Phelan has long been in thrall to Downey and her sister Angela, who along with another multiple All-Ireland-winning sister with Kilkenny Marina, garnered an All-Ireland club title with Lisdowney in 1994, when Phelan was just a few months old. These were the names that inspired her as a youngster.

"Oh God yeah," says Phelan, a primary school teacher. "Growing up you were hearing about them and watching out for them in the pitch. It was great to have superstars like that in the mix in your own club."

Brigid Barnaville and Anna Whelan were others from Lisdowney to prosper in a golden period for Kilkenny but it was Ann and Angela who led the way with 12 All-Irelands each. Now Ann is captain of the ship, with Angela, Marina and another great, Breda Holmes, working selflessly.

"We're so lucky to have them and we don't even realise it at times the work they're doing. They'll go to all the lengths they can to help us.

"They're putting everything they can into it, in any way at all. They were fortunate enough to be the stars a few years ago and they're looking after us now and hoping we can do the same."

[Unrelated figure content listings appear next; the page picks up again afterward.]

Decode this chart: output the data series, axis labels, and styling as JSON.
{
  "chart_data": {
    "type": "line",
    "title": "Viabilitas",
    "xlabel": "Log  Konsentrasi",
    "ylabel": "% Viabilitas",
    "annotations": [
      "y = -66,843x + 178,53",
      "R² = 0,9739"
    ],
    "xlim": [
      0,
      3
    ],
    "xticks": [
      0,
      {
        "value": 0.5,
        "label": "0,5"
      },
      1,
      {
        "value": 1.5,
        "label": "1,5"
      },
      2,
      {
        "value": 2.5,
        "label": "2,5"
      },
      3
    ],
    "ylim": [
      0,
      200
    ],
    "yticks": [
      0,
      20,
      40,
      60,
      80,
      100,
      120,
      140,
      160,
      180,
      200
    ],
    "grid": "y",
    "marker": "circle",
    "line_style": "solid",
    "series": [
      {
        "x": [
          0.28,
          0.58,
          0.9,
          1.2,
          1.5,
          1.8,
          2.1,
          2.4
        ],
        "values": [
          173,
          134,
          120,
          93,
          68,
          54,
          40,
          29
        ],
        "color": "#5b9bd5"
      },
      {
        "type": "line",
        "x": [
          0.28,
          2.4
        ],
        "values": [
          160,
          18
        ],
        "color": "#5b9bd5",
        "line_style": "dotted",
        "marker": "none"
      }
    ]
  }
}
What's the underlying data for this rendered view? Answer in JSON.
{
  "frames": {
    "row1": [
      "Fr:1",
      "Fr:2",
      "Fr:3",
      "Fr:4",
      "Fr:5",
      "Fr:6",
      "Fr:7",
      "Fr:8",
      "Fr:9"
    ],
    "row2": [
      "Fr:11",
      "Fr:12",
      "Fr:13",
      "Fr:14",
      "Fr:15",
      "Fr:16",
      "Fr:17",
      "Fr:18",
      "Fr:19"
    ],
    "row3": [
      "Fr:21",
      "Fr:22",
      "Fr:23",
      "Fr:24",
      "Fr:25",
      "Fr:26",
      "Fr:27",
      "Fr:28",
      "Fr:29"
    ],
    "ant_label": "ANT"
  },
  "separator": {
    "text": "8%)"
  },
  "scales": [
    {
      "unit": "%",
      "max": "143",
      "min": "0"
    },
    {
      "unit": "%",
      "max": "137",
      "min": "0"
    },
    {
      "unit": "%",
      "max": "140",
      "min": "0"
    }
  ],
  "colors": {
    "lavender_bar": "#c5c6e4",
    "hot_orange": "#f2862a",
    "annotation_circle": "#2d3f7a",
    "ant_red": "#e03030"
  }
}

Phelan has two All-Ireland medals apiece at minor and U-16 level to go with her senior prize. And while Lisdowney provided ready-made role models, she had big influences even closer to home. With three brothers (Seán, Martin and James), she developed a toughness that has stood to her as the physicality of the game has increased.

"Growing up with three boys at home, they probably gave me a bit of a battering but it did me good and probably got me where I am. And they wouldn't be afraid still to throw a few digs if we were out in the back garden!

"The lads would have played underage with Kilkenny and are heavily involved with the club. It's just the natural way of life at home. Our parents are fed up with us going in and out with hurls and gear."

One imagines that there were many broken windows over the years. "Oh God, there's still some broken," adds Phelan.